It is safe to say that I see my parents, both of my biological ones, as good friends. Intimate friends whom I share secrets with, my deepest thoughts and plans with every so often. Ever since I've transplanted myself from the world that I built for myself in Manila, I've been left with updating my Mom and Dad of how happy I am of certain achievements. I guess, really, I wasn't prepared to see and understand my parents, of who they really are, beyond being the people who bore me onto this world.
I've taken into account that I've shared the blood and sweat that my Dad and my Mom had to endure during those years of misunderstandings and tears. My dad, I've understood from a cerebral stand point and my mother, from a very emotional view.
Typically, my dad is the one who talks a lot. Just like me, he likes to share himself through words and ramblings and one sided conversations. He thinks a lot. Like me, I'm sure, he finds the comfort in walking around Home Depot, not know really what is needed to be bought, but just to be around simple tools that promise improvement, gives that sense of order.
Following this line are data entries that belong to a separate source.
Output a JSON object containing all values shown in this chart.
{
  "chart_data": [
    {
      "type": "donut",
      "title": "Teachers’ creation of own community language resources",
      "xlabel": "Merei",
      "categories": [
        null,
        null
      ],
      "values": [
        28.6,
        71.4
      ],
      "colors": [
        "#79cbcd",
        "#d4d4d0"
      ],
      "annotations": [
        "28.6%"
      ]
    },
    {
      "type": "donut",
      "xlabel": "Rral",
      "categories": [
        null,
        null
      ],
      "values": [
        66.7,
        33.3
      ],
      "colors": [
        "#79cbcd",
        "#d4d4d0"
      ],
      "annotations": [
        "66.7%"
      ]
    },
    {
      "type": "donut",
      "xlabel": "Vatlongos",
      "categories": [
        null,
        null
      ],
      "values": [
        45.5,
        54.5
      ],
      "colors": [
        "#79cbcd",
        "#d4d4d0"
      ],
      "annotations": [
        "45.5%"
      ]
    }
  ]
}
Like me I'm sure, my dad enjoys listening to other people talk on the radio while driving and sometimes find himself in a conversation with himself while he's driving the lonely road. Just like me, he finds satisfaction in finding how things work, even though these are useless things or things that really don't affect him personally... He likes the Discovery Channel, National Geographic, Military Channel and the like. I like that.